… is from page 269 of Amar Bhidé’s excellent 2008 book, The Venturesome Economy  (original emphasis; footnote excluded; link added):
[C]ommercially successful innovations usually enrich more than just the innovator. For instance, new products and services also generate a consumer surplus – value to their users in excess of the price. If they didn’t, why would a consumer ever take a chance on a new product or service? The distribution of value between innovators and users also is noteworthy. Successful innovators (and their investors) can secure extraordinary wealth, whereas the total dollar value of an innovation secured by a user is often quite small; therefore, it is tempting to think that innovators are the main beneficiaries. But users outnumber innovators by a wide margin. Moreover, according to [William] Baumol’s analysis , a competitive, free market system provides a positive but small share of the gains to the innovator, whereas the users get the rest.

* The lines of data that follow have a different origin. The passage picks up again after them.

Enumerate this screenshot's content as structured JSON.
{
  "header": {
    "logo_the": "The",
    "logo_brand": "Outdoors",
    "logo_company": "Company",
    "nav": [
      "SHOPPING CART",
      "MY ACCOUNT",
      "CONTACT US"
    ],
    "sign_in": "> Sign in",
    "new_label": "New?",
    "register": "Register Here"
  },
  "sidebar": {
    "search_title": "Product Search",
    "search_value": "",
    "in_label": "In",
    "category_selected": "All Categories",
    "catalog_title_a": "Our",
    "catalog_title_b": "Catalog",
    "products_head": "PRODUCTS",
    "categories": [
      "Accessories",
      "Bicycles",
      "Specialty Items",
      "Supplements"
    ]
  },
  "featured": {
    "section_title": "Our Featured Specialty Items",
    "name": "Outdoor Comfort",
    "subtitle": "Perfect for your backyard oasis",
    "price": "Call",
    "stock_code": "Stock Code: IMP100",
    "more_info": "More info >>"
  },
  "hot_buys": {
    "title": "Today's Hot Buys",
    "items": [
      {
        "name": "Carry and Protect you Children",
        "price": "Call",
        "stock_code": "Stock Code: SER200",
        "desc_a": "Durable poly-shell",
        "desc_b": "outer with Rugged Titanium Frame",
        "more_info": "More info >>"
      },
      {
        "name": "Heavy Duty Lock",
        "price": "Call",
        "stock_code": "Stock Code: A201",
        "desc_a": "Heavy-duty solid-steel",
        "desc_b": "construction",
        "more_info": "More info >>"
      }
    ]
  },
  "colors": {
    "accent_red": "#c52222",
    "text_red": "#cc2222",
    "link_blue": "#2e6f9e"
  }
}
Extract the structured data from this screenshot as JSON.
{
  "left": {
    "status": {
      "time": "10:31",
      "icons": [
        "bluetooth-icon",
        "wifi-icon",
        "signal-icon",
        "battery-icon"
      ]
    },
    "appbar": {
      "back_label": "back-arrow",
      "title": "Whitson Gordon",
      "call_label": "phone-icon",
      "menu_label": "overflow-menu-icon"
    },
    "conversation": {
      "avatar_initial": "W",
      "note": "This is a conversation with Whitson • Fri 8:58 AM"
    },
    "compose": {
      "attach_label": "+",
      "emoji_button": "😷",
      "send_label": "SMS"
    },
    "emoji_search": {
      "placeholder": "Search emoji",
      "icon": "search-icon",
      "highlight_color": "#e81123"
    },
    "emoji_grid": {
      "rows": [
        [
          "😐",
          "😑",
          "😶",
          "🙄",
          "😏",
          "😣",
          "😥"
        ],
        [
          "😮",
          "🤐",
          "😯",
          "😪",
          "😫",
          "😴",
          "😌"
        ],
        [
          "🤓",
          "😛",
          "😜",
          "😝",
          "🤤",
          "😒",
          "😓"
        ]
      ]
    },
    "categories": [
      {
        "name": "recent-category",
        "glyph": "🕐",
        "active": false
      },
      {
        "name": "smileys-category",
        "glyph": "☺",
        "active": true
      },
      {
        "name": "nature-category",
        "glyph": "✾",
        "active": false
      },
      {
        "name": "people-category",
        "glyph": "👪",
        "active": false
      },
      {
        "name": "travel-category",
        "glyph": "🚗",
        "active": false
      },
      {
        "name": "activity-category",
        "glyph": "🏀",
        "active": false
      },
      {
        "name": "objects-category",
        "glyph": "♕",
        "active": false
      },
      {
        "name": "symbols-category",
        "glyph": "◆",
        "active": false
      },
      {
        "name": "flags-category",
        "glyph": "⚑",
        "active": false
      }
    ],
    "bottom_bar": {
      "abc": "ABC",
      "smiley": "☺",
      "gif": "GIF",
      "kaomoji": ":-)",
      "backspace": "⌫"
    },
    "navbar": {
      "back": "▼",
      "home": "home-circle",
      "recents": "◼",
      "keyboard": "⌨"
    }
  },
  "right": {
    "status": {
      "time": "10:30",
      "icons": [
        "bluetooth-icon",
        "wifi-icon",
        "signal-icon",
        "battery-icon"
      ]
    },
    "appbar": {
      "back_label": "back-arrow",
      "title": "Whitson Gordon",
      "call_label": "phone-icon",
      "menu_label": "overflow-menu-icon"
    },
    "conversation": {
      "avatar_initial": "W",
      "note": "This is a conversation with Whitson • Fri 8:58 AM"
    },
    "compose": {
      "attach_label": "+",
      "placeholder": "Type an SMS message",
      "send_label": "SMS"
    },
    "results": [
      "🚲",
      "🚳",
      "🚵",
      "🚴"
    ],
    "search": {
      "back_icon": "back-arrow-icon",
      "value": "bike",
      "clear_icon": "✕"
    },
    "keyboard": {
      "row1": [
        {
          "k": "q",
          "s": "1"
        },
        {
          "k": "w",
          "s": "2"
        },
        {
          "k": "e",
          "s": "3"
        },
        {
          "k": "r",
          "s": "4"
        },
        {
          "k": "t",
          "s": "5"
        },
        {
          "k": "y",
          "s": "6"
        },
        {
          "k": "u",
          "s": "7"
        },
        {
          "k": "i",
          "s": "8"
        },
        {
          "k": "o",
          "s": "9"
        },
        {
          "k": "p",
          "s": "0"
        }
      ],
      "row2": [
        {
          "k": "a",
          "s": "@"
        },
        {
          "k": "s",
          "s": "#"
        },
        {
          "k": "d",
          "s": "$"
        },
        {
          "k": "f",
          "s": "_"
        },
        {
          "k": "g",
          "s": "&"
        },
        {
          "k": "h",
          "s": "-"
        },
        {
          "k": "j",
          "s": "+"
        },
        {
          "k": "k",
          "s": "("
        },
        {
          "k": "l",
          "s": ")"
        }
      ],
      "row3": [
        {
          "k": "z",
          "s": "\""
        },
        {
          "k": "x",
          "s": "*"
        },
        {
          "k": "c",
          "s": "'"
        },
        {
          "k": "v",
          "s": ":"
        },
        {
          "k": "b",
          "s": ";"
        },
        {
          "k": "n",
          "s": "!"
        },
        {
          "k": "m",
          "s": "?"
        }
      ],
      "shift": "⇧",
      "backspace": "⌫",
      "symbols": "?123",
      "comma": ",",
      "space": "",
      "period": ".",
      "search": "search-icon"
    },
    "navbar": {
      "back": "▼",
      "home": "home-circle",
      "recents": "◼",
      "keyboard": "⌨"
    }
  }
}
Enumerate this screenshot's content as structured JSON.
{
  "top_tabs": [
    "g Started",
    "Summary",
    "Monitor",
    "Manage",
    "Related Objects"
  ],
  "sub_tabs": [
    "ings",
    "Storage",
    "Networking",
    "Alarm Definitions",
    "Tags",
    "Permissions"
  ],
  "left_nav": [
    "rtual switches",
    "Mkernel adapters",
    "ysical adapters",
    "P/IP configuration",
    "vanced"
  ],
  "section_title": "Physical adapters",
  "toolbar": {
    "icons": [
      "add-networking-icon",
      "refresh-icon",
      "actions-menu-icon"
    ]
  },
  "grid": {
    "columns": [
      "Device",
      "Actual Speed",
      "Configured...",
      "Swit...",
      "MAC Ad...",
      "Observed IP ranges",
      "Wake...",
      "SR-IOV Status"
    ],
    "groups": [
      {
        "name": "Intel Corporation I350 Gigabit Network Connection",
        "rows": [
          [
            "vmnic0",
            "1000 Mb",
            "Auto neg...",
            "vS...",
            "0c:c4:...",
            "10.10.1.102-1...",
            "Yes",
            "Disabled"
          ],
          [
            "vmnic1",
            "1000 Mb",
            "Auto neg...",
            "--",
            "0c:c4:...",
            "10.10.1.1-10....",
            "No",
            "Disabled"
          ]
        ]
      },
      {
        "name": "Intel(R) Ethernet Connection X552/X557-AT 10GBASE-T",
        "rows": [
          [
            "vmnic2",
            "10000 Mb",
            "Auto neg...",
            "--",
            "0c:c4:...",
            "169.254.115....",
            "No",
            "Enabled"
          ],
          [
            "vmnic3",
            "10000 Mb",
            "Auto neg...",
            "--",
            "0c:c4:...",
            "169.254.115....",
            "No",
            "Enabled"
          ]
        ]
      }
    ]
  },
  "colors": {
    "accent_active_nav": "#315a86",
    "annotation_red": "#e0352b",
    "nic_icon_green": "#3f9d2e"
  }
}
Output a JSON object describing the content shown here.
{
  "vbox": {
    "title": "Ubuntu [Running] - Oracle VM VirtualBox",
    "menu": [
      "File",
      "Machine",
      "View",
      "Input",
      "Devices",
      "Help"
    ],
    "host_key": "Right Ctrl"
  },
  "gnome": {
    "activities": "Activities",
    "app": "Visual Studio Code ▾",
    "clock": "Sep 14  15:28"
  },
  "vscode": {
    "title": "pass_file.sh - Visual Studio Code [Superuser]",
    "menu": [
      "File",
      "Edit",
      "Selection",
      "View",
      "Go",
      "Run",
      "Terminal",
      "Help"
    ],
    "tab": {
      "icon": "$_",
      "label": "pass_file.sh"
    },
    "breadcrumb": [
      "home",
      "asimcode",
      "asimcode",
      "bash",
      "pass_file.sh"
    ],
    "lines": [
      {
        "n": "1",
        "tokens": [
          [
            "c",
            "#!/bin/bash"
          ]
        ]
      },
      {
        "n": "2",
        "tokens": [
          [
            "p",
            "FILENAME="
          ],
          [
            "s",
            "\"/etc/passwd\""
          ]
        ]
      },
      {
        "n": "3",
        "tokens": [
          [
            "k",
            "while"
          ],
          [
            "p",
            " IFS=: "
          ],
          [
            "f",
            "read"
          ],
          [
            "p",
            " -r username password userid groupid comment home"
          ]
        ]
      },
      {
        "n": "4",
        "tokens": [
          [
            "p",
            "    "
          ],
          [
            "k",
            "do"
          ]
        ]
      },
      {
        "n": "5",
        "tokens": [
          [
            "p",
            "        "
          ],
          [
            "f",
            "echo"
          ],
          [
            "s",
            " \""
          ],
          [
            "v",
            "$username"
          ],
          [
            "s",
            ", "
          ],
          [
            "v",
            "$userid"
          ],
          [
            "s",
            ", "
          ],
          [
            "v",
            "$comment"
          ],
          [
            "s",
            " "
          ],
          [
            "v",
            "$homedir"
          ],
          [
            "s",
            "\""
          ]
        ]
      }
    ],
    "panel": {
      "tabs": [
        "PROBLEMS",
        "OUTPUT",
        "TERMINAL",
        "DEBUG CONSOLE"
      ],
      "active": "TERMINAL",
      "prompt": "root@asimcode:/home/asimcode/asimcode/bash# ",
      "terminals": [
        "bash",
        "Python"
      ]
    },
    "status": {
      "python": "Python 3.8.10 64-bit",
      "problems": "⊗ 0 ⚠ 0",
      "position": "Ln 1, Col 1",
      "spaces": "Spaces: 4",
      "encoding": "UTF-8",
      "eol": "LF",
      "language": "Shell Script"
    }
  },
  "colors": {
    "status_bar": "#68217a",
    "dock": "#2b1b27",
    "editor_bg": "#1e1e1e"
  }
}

People who fret over economic inequality are especially encouraged to keep also in mind that many innovations, even those that make the spread of monetary incomes wider (that is, less equal), make the spread of access to goods and services narrower (that is, more equal).
For example, the innovation by Fred Smith of FedEx  that made overnight letter and package delivery affordable to middle-class Americans also made Fred Smith a hugely wealthy man. And this innovation likely increased monetary-income (and monetary-wealth) inequality in America (and in the world). Yet not only did this innovation improve ordinary people’s living standards, it made ordinary people more equal to the superrich in terms of access to speedy delivery and receipt of letters and packages. Before affordable overnight delivery, the superrich and the politically powerful could afford to ship, and to receive, letters and packages delivered overnight. If in, say, 1970 Howard Hughes just had to send a love-letter or a box of chocolates ASAP to woman a thousand miles away from him, he could afford to pay for a plane and a pilot to perform the delivery. Likewise, the President of the United States no doubt had no difficulty sending letters and packages across the country or the globe for overnight delivery. But no ordinary American could afford such a luxury. Today, in vivid contrast, speedy delivery is within the reach of nearly every American.
And so a germane question is suggested: even if Fred Smith’s innovation unambiguously increased monetary-income (or monetary-wealth) inequality, did this innovation increase economic inequality (properly reckoned)? My answer is ‘no’; this innovation decreased economic inequality by making consumption possibilities more equal.